In diesem Winter hat der Krankenstand in Deutschland ein neues Rekordniveau erreicht. Der Spiegel titelte: „Ist Deutschland ein Paradies für Blaumacher?“ Wirtschaftsführer*innen beklagen, der hohe Krankenstand sei ein Problem für Unternehmen. Daher stellt sich die Frage: Wie hängen hoher Krankenstand und Rezession zusammen? Eine Frage, die viele Unternehmen beschäftigt.
Einigen Studien von Pharma-Unternehmen zufolge hat dies Deutschland im vergangenen Jahr sogar in eine Rezession gedrückt. Über den wirtschaftlichen Schaden gehen die Meinungen allerdings auseinander. Der Dachverband der Betriebskrankenkassen (BKK) widerspricht der Darstellung zum Beispiel. Demnach sank die Zahl der Krankschreibungen 2023 mit 22,4 Fehltagen pro Beschäftigten im Vergleich zum Vorjahr leicht.
Alles rund um das Thema „hoher Krankenstand und Rezession“ klären wir in diesem Blog-Beitrag.
Key Facts
- Die Meinungen, ob der Krankenstand in Deutschland Auswirkungen auf die wirtschaftliche Situation des Landes hat, gehen auseinander.

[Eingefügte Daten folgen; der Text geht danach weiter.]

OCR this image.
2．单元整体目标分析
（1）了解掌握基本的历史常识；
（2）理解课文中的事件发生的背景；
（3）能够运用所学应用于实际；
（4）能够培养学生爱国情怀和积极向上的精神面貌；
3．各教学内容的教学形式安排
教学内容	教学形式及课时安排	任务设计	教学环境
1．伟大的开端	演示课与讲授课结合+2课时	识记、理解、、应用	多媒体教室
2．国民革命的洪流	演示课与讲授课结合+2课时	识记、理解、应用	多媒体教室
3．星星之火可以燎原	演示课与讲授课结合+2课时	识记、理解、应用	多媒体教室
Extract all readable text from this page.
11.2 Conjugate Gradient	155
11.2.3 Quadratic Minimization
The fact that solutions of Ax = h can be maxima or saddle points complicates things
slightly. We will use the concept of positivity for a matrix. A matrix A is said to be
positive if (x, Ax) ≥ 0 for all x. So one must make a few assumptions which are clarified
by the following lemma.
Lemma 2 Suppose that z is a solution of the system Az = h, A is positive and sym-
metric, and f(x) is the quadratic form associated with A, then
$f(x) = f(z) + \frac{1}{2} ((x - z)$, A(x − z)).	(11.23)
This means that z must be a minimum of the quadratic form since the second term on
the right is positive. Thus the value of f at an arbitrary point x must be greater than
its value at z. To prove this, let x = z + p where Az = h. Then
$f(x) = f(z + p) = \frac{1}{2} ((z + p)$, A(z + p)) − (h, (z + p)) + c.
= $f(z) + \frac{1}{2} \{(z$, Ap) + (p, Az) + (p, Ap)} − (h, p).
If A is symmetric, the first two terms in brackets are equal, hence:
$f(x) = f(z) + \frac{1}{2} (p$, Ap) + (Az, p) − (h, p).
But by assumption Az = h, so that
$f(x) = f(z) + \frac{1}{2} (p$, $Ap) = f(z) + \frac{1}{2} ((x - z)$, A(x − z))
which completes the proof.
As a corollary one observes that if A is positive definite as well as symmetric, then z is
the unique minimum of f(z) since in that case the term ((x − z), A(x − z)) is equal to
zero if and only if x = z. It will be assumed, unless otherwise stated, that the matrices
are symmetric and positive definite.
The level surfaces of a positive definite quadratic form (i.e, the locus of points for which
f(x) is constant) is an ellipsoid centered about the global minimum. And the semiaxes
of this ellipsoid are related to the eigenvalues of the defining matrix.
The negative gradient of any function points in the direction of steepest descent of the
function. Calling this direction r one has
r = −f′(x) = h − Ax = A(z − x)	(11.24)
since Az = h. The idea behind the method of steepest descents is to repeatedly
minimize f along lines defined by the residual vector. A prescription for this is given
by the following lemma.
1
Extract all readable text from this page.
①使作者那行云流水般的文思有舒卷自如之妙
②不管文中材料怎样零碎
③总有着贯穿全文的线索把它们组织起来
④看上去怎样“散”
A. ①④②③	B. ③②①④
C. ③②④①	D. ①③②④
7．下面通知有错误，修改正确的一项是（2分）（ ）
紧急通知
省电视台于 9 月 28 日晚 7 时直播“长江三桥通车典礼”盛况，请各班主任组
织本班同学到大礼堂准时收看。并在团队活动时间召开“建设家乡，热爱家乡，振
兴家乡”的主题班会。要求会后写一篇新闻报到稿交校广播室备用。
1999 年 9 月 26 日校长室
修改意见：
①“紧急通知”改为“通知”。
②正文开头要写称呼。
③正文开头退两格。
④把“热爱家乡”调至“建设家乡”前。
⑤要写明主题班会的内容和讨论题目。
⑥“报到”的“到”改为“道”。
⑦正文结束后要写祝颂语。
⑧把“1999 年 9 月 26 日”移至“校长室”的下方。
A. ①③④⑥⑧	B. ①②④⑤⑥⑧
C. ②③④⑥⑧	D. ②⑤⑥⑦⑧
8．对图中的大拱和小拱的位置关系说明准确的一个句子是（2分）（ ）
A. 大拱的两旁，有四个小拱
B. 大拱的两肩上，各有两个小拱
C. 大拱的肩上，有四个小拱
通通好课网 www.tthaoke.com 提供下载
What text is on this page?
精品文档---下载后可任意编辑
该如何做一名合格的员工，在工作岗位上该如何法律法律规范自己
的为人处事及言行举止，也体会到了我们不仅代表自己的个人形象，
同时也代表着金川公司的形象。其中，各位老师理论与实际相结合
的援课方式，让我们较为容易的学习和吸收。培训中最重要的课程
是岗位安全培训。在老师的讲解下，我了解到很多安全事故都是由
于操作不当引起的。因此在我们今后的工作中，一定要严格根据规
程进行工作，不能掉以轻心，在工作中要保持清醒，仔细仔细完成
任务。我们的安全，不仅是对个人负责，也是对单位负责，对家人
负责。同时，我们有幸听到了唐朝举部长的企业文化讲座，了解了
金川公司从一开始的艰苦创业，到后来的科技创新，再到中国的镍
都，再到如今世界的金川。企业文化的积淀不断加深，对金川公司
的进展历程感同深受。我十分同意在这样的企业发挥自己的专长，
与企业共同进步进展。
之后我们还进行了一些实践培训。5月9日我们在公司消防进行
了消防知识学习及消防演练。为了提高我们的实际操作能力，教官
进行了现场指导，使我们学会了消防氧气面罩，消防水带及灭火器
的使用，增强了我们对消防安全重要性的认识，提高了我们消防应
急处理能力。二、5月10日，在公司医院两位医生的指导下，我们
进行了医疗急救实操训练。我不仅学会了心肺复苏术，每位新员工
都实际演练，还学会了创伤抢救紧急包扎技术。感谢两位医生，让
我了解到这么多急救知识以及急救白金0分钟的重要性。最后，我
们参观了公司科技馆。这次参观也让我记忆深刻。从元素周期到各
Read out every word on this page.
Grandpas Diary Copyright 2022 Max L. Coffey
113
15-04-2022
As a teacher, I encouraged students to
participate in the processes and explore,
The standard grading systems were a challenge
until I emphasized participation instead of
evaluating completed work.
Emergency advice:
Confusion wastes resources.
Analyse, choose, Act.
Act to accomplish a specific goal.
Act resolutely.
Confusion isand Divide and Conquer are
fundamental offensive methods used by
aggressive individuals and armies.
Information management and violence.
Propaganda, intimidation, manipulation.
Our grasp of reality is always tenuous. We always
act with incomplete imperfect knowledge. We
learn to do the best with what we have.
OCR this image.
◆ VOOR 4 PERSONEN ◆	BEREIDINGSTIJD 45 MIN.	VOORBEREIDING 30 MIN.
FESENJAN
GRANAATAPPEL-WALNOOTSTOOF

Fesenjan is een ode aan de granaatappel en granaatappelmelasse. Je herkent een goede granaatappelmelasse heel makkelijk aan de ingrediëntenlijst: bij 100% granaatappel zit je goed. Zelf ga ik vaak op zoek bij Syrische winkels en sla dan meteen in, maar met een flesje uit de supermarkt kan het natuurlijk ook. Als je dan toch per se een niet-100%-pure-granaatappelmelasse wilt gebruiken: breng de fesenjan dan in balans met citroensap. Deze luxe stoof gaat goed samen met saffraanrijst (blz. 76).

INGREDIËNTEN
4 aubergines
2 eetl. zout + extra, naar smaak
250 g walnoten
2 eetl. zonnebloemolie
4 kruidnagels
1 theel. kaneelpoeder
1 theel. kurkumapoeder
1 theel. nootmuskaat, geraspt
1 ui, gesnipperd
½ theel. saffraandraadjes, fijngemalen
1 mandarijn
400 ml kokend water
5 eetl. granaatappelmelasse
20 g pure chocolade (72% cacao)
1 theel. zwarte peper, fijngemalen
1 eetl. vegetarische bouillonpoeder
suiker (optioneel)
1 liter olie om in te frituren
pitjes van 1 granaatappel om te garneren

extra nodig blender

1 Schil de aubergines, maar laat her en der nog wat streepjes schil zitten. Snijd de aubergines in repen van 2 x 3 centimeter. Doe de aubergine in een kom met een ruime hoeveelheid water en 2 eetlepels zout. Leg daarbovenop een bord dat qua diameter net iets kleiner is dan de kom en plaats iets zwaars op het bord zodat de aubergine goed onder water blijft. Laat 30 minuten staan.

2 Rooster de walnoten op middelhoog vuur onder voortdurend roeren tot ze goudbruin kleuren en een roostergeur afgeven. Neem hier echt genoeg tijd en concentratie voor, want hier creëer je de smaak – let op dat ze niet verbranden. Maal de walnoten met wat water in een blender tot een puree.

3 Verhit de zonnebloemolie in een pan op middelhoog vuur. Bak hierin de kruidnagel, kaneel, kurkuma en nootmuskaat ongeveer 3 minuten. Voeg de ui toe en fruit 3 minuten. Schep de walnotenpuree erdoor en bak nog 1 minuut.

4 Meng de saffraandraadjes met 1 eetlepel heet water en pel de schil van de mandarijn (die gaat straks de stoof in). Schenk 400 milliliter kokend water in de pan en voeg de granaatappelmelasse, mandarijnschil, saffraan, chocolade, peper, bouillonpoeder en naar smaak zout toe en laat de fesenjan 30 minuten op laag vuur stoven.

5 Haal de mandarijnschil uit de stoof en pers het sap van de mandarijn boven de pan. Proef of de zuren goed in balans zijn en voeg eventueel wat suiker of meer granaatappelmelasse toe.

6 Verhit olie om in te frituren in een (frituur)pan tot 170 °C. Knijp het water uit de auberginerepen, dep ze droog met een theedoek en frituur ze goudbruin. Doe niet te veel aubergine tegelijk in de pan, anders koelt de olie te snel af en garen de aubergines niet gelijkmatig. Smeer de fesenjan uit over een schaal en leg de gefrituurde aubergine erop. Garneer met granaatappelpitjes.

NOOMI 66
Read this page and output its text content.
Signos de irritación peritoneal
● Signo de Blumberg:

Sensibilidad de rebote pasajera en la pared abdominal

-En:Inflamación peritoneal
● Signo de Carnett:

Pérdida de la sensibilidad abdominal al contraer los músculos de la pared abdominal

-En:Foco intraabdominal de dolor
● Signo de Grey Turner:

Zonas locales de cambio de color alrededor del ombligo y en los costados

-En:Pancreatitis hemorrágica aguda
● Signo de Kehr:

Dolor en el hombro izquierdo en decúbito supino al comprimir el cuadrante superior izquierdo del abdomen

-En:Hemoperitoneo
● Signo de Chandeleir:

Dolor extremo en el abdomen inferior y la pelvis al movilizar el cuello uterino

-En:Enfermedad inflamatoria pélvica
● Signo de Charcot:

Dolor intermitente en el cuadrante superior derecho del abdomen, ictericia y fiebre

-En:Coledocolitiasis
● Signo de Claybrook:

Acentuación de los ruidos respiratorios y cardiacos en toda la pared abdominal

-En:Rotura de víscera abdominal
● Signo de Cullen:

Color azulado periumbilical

- Forschende des Leibniz-Zentrums für europäische Wirtschaftsforschung (ZEW) gehen nach ihrer aktuellen Studie davon aus, dass der Großteil des Anstiegs der Krankheitstage auf eine bessere statistische Erfassung zurückzuführen ist.
- Es gibt eine Reihe von Präventivmaßnahmen, mit denen Unternehmen dem hohen Krankenstand entgegenwirken können. Diese reichen von der Schaffung eines positiveren Arbeitsumfeldes über die Förderung der Fitness bis zur Ermöglichung von flexiblen Arbeitszeiten.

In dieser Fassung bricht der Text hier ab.